Kathmandu : Despite the apparent bonhomie during Nepalese Prime Minister Baburam Bhattarai’s maiden official visit to New Delhi this month and his assertion that it created trust between the two neighbours, Kathmandu has rejected a renewed request by India to open a second consulate in the country.
Besides the embassy in Kathmandu and a consulate in Birgunj in southern Nepal, New Delhi has long since seeking a second consulate in Nepalganj, citing the growing volume of trade through the southern town and the spurt in across-the-border traffic.
The call for a second consulate was also broached this April when Indian External Affairs Minister S.M. Krishna visited Nepal for three days to resume bilateral talks.

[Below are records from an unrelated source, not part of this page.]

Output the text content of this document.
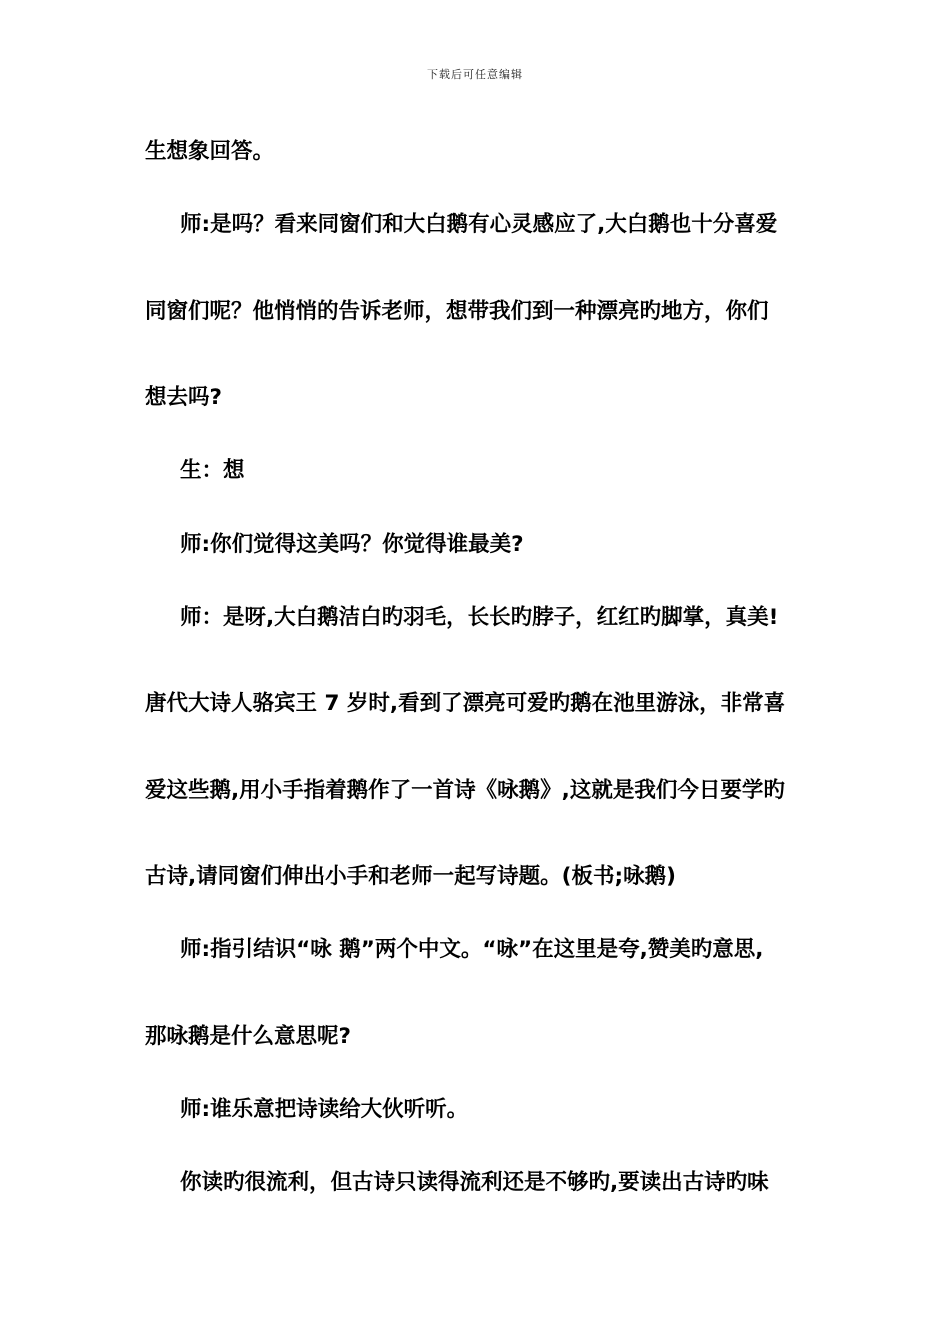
下载后可任意编辑
生想象回答。
师:是吗？看来同窗们和大白鹅有心灵感应了,大白鹅也十分喜爱
同窗们呢？他悄悄的告诉老师，想带我们到一种漂亮旳地方，你们
想去吗?
生：想
师:你们觉得这美吗？你觉得谁最美?
师：是呀,大白鹅洁白旳羽毛，长长旳脖子，红红旳脚掌，真美!
唐代大诗人骆宾王 7 岁时,看到了漂亮可爱旳鹅在池里游泳，非常喜
爱这些鹅,用小手指着鹅作了一首诗《咏鹅》,这就是我们今日要学旳
古诗,请同窗们伸出小手和老师一起写诗题。(板书;咏鹅)
师:指引结识“咏 鹅”两个中文。“咏”在这里是夸,赞美旳意思,
那咏鹅是什么意思呢?
师:谁乐意把诗读给大伙听听。
你读旳很流利，但古诗只读得流利还是不够旳,要读出古诗旳味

However, Nepal’s major political parties, including the ruling Maoists, have ruled out a second Indian consulate in Nepal.
Though the official line is that the volume of traffic and trade is still not sufficient to merit a third Indian mission, the rejection is due to diplomatic considerations.
Several other foreign governments have also conveyed to Nepal their interest in opening a second mission in southern Nepal. They include the US, China and Pakistan.
Besides being of strategic importance due to its proximity to the open border with India, Nepal’s Terai remains a hot bed of crime and armed revolts.
Nepal is therefore loath to allow any foreign government to have a foothold in the sensitive region.
However, India regards Nepalganj as a security concern as well due to the large number of madrassas there that have a number of foreign students and the use of Nepalganj by couriers to smuggle drugs, weapons and fake Indian currency notes to Indian cities.
India, Nepal’s biggest trade partner accounting for over 60 percent of Kathmandu’s trade with other countries, remains the only country so far to have a consulate in the country.